Which Factors Are Involved in the Variation of the Ontogenic Resistance Process?
Our results attest to the repeatability of ontogenic resistance on leaves during vegetative growth for two susceptible cultivars. However, our results only explained 61% of disease variation. These variations can be linked to sampling shoots with differences in the implementation age of the ontogenic resistance process or between years/cultivars with variations in disease level. To explain variation between years, one parsimonious hypothesis is that it is based on differences in isolate aggressiveness. Indeed, a strong difference in sporulation for the same colony diameter was observed for different years. Variations between shoots and experiments depend on factors with effects on the sink-to-source status of the leaf, such as exposure to light before field sampling, crop load or even leaf damage. The transition to leaf resistance is, however, clearly related to the timing of the sink-to-source status rather than to the final level of glucose attained. Variations were also observed when leaves encountered a cold temperature, which slowed the physiological processes and delayed the timing of ontogenic resistance establishment (such as in experiment 6). We also observed that infection efficiency was not significantly different for the first leaves that emerged early in the season, which could emphasize the particular status of these first expanding leaves for which the source of assimilates used for growth first comes from retranslocation from the parent vine (Keller, 2015). Using 14C tracer, it has been shown that, at the 5-leaf stage shoot, only the first basal leaf is able to export assimilates to the youngest one, and at the 6-leaf stage, two to three basal leaves behave as sources (Yang and Hori, 1980). The experiments were conducted on a hybrid of Labrusca, but this outcome was consistent with what we observed. Indeed in our first experiment on Cabernet Sauvignon, only the two basal leaves being in the transition from sink to source showing significantly less sporulation. This should enhance infection success when epidemics start very early in the season and surely contributes to their particularly damaging effects.

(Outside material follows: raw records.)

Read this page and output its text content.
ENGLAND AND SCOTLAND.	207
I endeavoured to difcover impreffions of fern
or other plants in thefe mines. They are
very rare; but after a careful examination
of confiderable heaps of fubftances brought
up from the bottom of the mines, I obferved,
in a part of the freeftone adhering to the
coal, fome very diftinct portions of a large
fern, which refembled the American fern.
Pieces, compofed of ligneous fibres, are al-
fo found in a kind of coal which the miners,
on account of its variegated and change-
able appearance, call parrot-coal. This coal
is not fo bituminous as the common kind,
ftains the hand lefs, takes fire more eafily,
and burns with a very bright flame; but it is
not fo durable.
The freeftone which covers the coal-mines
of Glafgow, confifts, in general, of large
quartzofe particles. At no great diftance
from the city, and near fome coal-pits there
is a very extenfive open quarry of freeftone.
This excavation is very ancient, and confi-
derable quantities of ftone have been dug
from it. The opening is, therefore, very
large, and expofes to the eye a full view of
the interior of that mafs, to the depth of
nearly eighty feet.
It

Although infection efficiency is very low on old leaves, it is not always null. We do not know the impact of these rare infections considering that they were not sporulating at the time of assessment. In the pathosystems of apple/apple scab, diffuse colonies and mycelium that formed on old leaves continued to grow (Li and Xu, 2002), and these authors wondered whether these diffuse colonies could sporulate later in the season and become a source of mycelium for the formation of pseudothecia. On grapevines, we did not exclude that the translocation of carbohydrates from old leaves to berries during grape ripening would not modify leaf susceptibility or allow rare infected spores to continue their development and affect late colonies. This phenomenon has already been observed for other pathosystems, as especially demonstrated in the case of hermaphrodite plants, such as papaya (Carica papaya L.). Female fruit-bearing plants are susceptible to Oidium caricae on old leaves and fruit, whereas male plants are not attacked (Jarvis et al., 2002). These authors have advanced hypotheses of the shunting of assimilates from leaf to fruit to explain the differences. However, we could not observe any modification of ontogenic resistance processes after bunch closure (late July) on Merlot.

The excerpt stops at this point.